Comprehensive RNA expression profiling studies have identified at least five BC molecular subtypes, with basal and luminal divisions being the most fundamental (16). These two subtypes are believed to represent the opposite extremes in a spectrum of genetic alterations. Despite the different nomenclatures used by the many groups studying BC subtypes, there is a marked agreement on molecular alterations, suggesting common biological characteristics among tumors of the same subtype. Since systemic treatment for BC has been limited to cisplatin-based chemotherapy for several decades, with little progress in this period, these studies can lead to new and more individualized therapeutic options based on altered molecular pathways for each molecular subtype, with the aim of improving patient outcomes and quality of life (16).

In this context, similar to what is currently done for breast carcinomas, many authors (11,17–19) have proposed the use of IHC markers as surrogate markers for molecular classification of BC, since this can be easily done as part of daily clinical routines at low costs.

The two combinations of IHC markers used in this study associated micropapillary and plasmacytoid variants with the luminal IHC subtype, and squamous variant with the basal IHC subtype. These findings are consistent with those of previous studies (7,18,20).

Guo et al. (20) performed gene expression profiling and IHC in TMAs containing 43 micropapillary BC and demonstrated that this variant is almost exclusively luminal. In a recent study, Yang et al. (21) used IHC in whole tissue sections from 56 bladder urothelial carcinomas with micropapillary variant and showed that all of them expressed luminal markers (CK18, CK20, GATA3) and none were classified as the basal subtype.

Choi et al. (7), using gene expression profiling, showed that basal MIUCB in the discovery and validation cohorts with 73 and 57 cases, respectively, were significantly enriched with squamous features. They also associated the sarcomatoid variant with the basal subtype in the discovery cohort, although the small number of cases. It was quite similar to our findings using both combinations of markers, which also associated this variant with the double-negative IHC subtype.

The association of the plasmacytoid variant with the luminal IHC subtype was first suggested by Warrick et al. (18) in 2017, based on the IHC expression of CK14 (basal marker) and FOXA1 (luminal marker) in TMAs containing 309 BC, 35% of which presented histologic variants. Their data showed that plasmacytoid tumors tended to express high levels of FOXA1, suggesting luminal characteristics, but half of them also expressed high levels of CK14. They also demonstrated that the squamous variant tends to be basal (low FOXA1, high CK14), while micropapillary variant tends to be luminal (high FOXA1, low CK14).

Our finding of the association of the female sex with the basal IHC subtype using CK5/GATA3 is similar to the results of the study by Sjödahl et al. (5), which also found a greater proportion of female patients in the group characterized by high expression of basal keratins, squamous variant, and poor prognosis, suggesting that females are more likely to develop urothelial carcinomas with a keratinized/squamous phenotype associated with an adverse prognosis.

Robertson et al. (22) assessed 412 muscle-invasive BC using multiple analytical platforms, and demonstrated that the basal-squamous subtype showed the strongest immune expression signature, as well as the presence of lymphocytic infiltrates.
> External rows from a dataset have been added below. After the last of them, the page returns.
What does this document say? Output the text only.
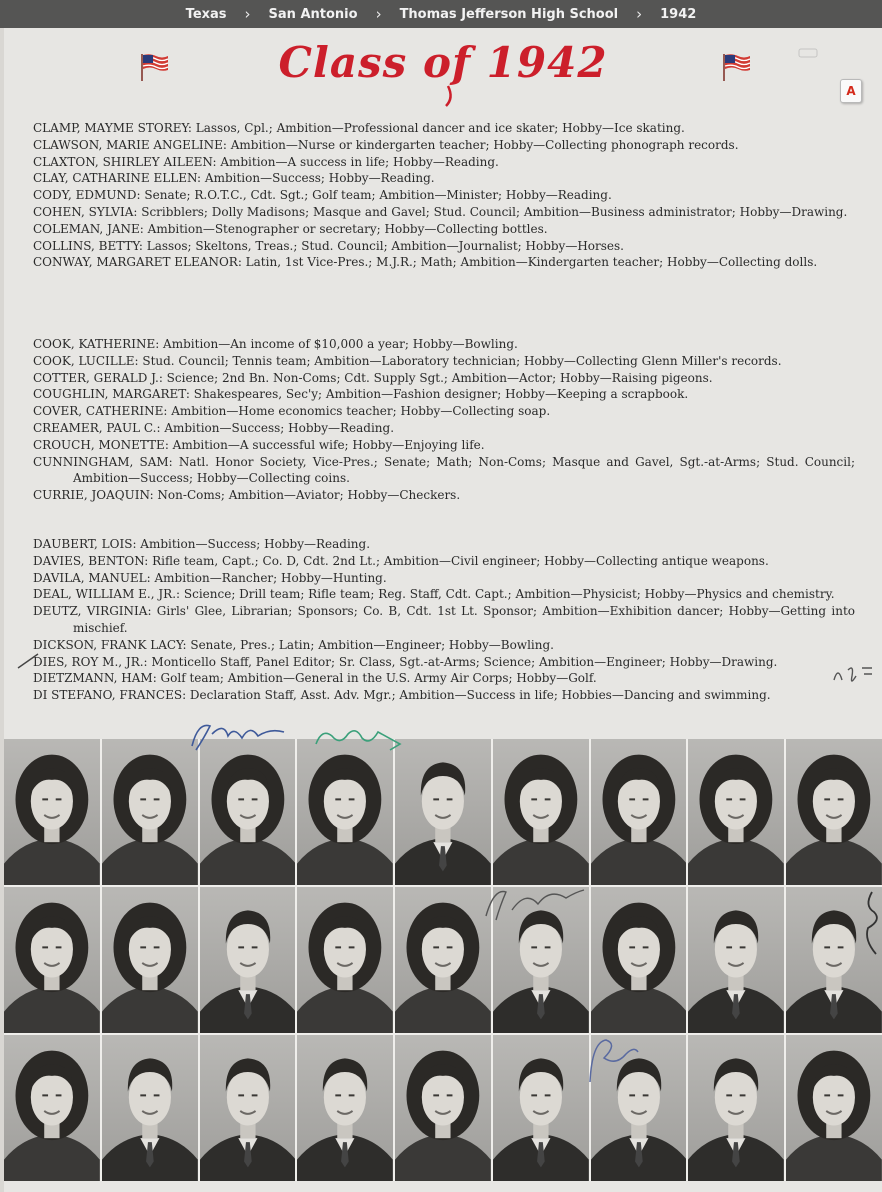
Texas › San Antonio › Thomas Jefferson High School › 1942
Class of 1942
A

CLAMP, MAYME STOREY: Lassos, Cpl.; Ambition—Professional dancer and ice skater; Hobby—Ice skating.

CLAWSON, MARIE ANGELINE: Ambition—Nurse or kindergarten teacher; Hobby—Collecting phonograph records.

CLAXTON, SHIRLEY AILEEN: Ambition—A success in life; Hobby—Reading.

CLAY, CATHARINE ELLEN: Ambition—Success; Hobby—Reading.

CODY, EDMUND: Senate; R.O.T.C., Cdt. Sgt.; Golf team; Ambition—Minister; Hobby—Reading.

COHEN, SYLVIA: Scribblers; Dolly Madisons; Masque and Gavel; Stud. Council; Ambition—Business administrator; Hobby—Drawing.

COLEMAN, JANE: Ambition—Stenographer or secretary; Hobby—Collecting bottles.

COLLINS, BETTY: Lassos; Skeltons, Treas.; Stud. Council; Ambition—Journalist; Hobby—Horses.

CONWAY, MARGARET ELEANOR: Latin, 1st Vice-Pres.; M.J.R.; Math; Ambition—Kindergarten teacher; Hobby—Collecting dolls.

COOK, KATHERINE: Ambition—An income of $10,000 a year; Hobby—Bowling.

COOK, LUCILLE: Stud. Council; Tennis team; Ambition—Laboratory technician; Hobby—Collecting Glenn Miller's records.

COTTER, GERALD J.: Science; 2nd Bn. Non-Coms; Cdt. Supply Sgt.; Ambition—Actor; Hobby—Raising pigeons.

COUGHLIN, MARGARET: Shakespeares, Sec'y; Ambition—Fashion designer; Hobby—Keeping a scrapbook.

COVER, CATHERINE: Ambition—Home economics teacher; Hobby—Collecting soap.

CREAMER, PAUL C.: Ambition—Success; Hobby—Reading.

CROUCH, MONETTE: Ambition—A successful wife; Hobby—Enjoying life.

CUNNINGHAM, SAM: Natl. Honor Society, Vice-Pres.; Senate; Math; Non-Coms; Masque and Gavel, Sgt.-at-Arms; Stud. Council; Ambition—Success; Hobby—Collecting coins.

CURRIE, JOAQUIN: Non-Coms; Ambition—Aviator; Hobby—Checkers.

DAUBERT, LOIS: Ambition—Success; Hobby—Reading.

DAVIES, BENTON: Rifle team, Capt.; Co. D, Cdt. 2nd Lt.; Ambition—Civil engineer; Hobby—Collecting antique weapons.

DAVILA, MANUEL: Ambition—Rancher; Hobby—Hunting.

DEAL, WILLIAM E., JR.: Science; Drill team; Rifle team; Reg. Staff, Cdt. Capt.; Ambition—Physicist; Hobby—Physics and chemistry.

DEUTZ, VIRGINIA: Girls' Glee, Librarian; Sponsors; Co. B, Cdt. 1st Lt. Sponsor; Ambition—Exhibition dancer; Hobby—Getting into mischief.

DICKSON, FRANK LACY: Senate, Pres.; Latin; Ambition—Engineer; Hobby—Bowling.

DIES, ROY M., JR.: Monticello Staff, Panel Editor; Sr. Class, Sgt.-at-Arms; Science; Ambition—Engineer; Hobby—Drawing.

DIETZMANN, HAM: Golf team; Ambition—General in the U.S. Army Air Corps; Hobby—Golf.

DI STEFANO, FRANCES: Declaration Staff, Asst. Adv. Mgr.; Ambition—Success in life; Hobbies—Dancing and swimming.
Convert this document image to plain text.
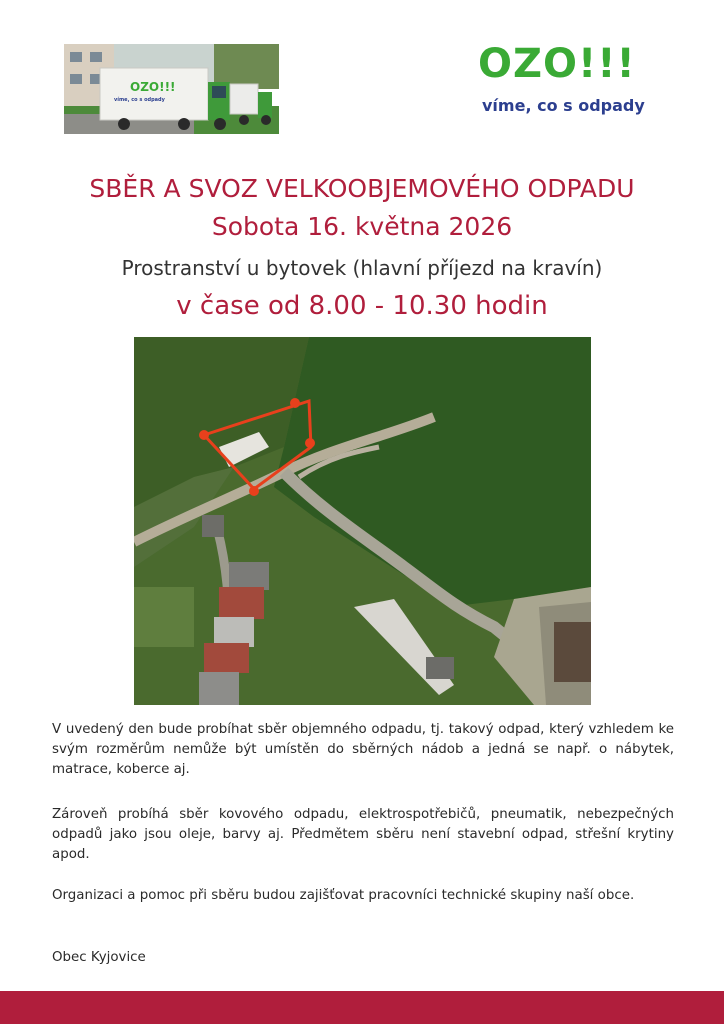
OZO!!!
víme, co s odpady
OZO!!!
víme, co s odpady
SBĚR A SVOZ VELKOOBJEMOVÉHO ODPADU
Sobota 16. května 2026
Prostranství u bytovek (hlavní příjezd na kravín)
v čase od 8.00 - 10.30 hodin

V uvedený den bude probíhat sběr objemného odpadu, tj. takový odpad, který vzhledem ke svým rozměrům nemůže být umístěn do sběrných nádob a jedná se např. o nábytek, matrace, koberce aj.

Zároveň probíhá sběr kovového odpadu, elektrospotřebičů, pneumatik, nebezpečných odpadů jako jsou oleje, barvy aj. Předmětem sběru není stavební odpad, střešní krytiny apod.

Organizaci a pomoc při sběru budou zajišťovat pracovníci technické skupiny naší obce.

Obec Kyjovice
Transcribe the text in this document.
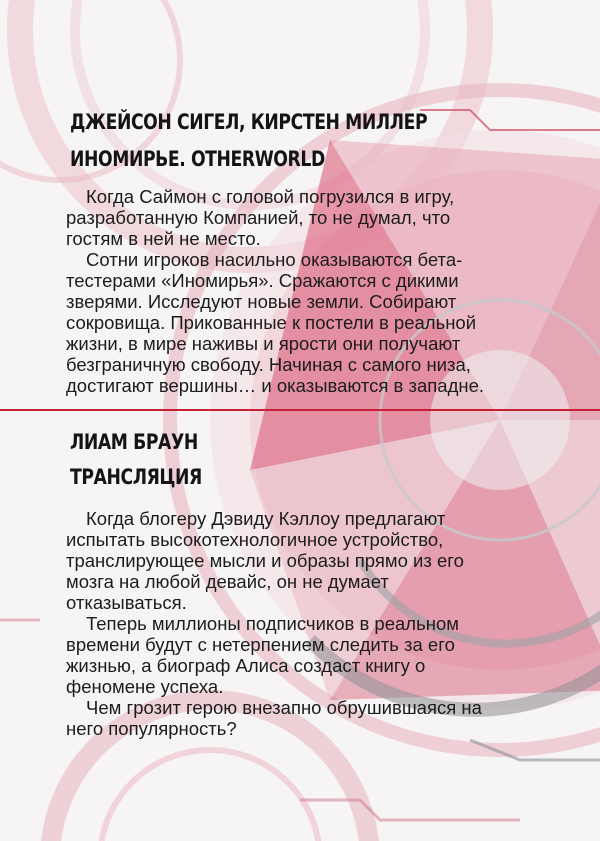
ДЖЕЙСОН СИГЕЛ, КИРСТЕН МИЛЛЕР
ИНОМИРЬЕ. OTHERWORLD

Когда Саймон с головой погрузился в игру, разработанную Компанией, то не думал, что гостям в ней не место.

Сотни игроков насильно оказываются бета-тестерами «Иномирья». Сражаются с дикими зверями. Исследуют новые земли. Собирают сокровища. Прикованные к постели в реальной жизни, в мире наживы и ярости они получают безграничную свободу. Начиная с самого низа, достигают вершины… и оказываются в западне.

ЛИАМ БРАУН
ТРАНСЛЯЦИЯ

Когда блогеру Дэвиду Кэллоу предлагают испытать высокотехнологичное устройство, транслирующее мысли и образы прямо из его мозга на любой девайс, он не думает отказываться.

Теперь миллионы подписчиков в реальном времени будут с нетерпением следить за его жизнью, а биограф Алиса создаст книгу о феномене успеха.

Чем грозит герою внезапно обрушившаяся на него популярность?
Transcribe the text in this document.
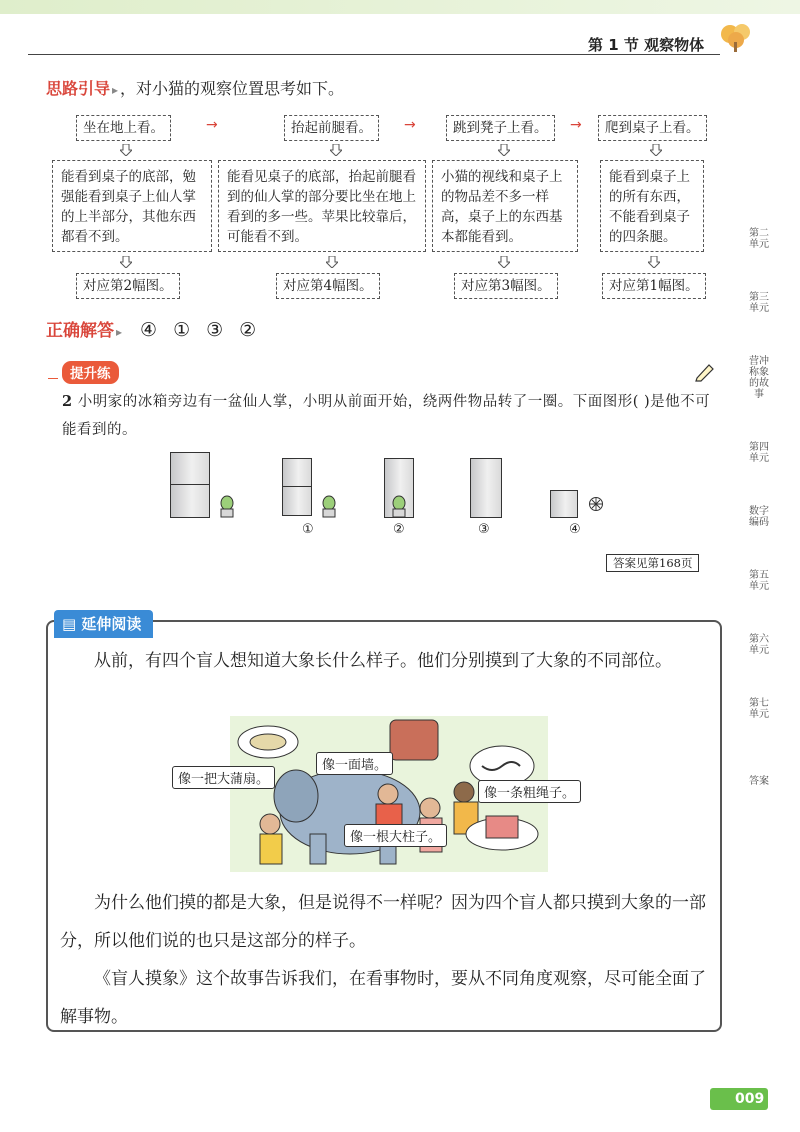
第 1 节 观察物体
思路引导 ▸ ，对小猫的观察位置思考如下。
坐在地上看。	→	抬起前腿看。	→	跳到凳子上看。	→	爬到桌子上看。
能看到桌子的底部，勉强能看到桌子上仙人掌的上半部分，其他东西都看不到。
能看见桌子的底部，抬起前腿看到的仙人掌的部分要比坐在地上看到的多一些。苹果比较靠后，可能看不到。
小猫的视线和桌子上的物品差不多一样高，桌子上的东西基本都能看到。
能看到桌子上的所有东西，不能看到桌子的四条腿。
对应第2幅图。	对应第4幅图。	对应第3幅图。	对应第1幅图。
正确解答 ▸ ④ ① ③ ②
提升练
2 小明家的冰箱旁边有一盆仙人掌，小明从前面开始，绕两件物品转了一圈。下面图形( )是他不可能看到的。
①	②	③	④
答案见第168页
▤ 延伸阅读
从前，有四个盲人想知道大象长什么样子。他们分别摸到了大象的不同部位。
像一把大蒲扇。
像一面墙。
像一条粗绳子。
像一根大柱子。
为什么他们摸的都是大象，但是说得不一样呢？因为四个盲人都只摸到大象的一部分，所以他们说的也只是这部分的样子。
《盲人摸象》这个故事告诉我们，在看事物时，要从不同角度观察，尽可能全面了解事物。
第二单元
第三单元
营冲称象的故事
第四单元
数字编码
第五单元
第六单元
第七单元
答案
009
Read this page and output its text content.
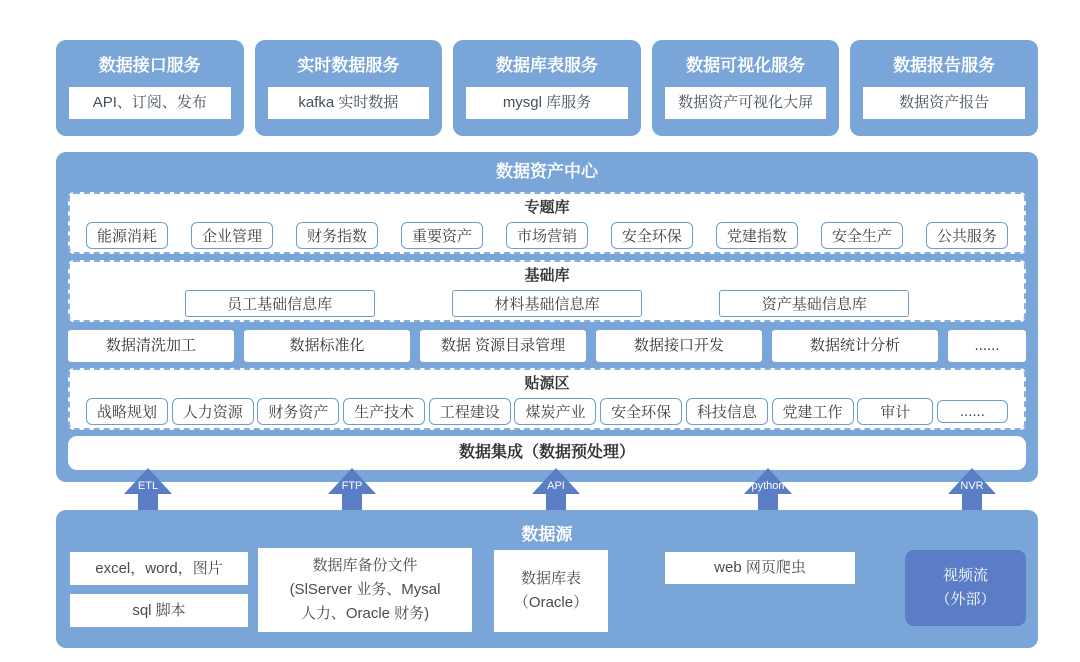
数据接口服务
API、订阅、发布
实时数据服务
kafka 实时数据
数据库表服务
mysgl 库服务
数据可视化服务
数据资产可视化大屏
数据报告服务
数据资产报告
数据资产中心
专题库
能源消耗	企业管理	财务指数	重要资产	市场营销	安全环保	党建指数	安全生产	公共服务
基础库
员工基础信息库	材料基础信息库	资产基础信息库
数据清洗加工	数据标准化	数据 资源目录管理	数据接口开发	数据统计分析	......
贴源区
战略规划	人力资源	财务资产	生产技术	工程建设	煤炭产业	安全环保	科技信息	党建工作	审计	......
数据集成（数据预处理）
ETL	FTP	API	python	NVR
数据源
excel，word，图片
sql 脚本
数据库备份文件
(SlServer 业务、Mysal
人力、Oracle 财务)
数据库表
（Oracle）
web 网页爬虫	视频流
（外部）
Accordingly, we also found moderate/intense PTI and intense ITL associated with the basal IHC subtype obtained with the combination of CK5 and GATA3, suggesting that these tumors might be conductive to anti-PDL1 treatment. The study also observed strong expression of CIS signature genes in the basal-squamous subtype, suggesting that they develop from basal cells and CIS lesions. In contrast, we found that the histologically detected CIS was associated with the luminal and double-positive IHC subtypes, obtained with the combination of CK5 and CK20. This indicates that the method used for determining the presence of CIS (gene expression versus histology) might determine this difference.

Multifocality was not observed in any case subtyped as basal, using either pair of markers. Thomsen et al. (23) used exome sequencing to classify the samples from three non-invasive papillary urothelial carcinomas obtained from the same patient (multifocal tumor), as luminal subtype; however, the fourth tumor focus that was muscle-invasive showed a basal subtype, emphasizing the importance of performing multi-regional analysis for subtyping.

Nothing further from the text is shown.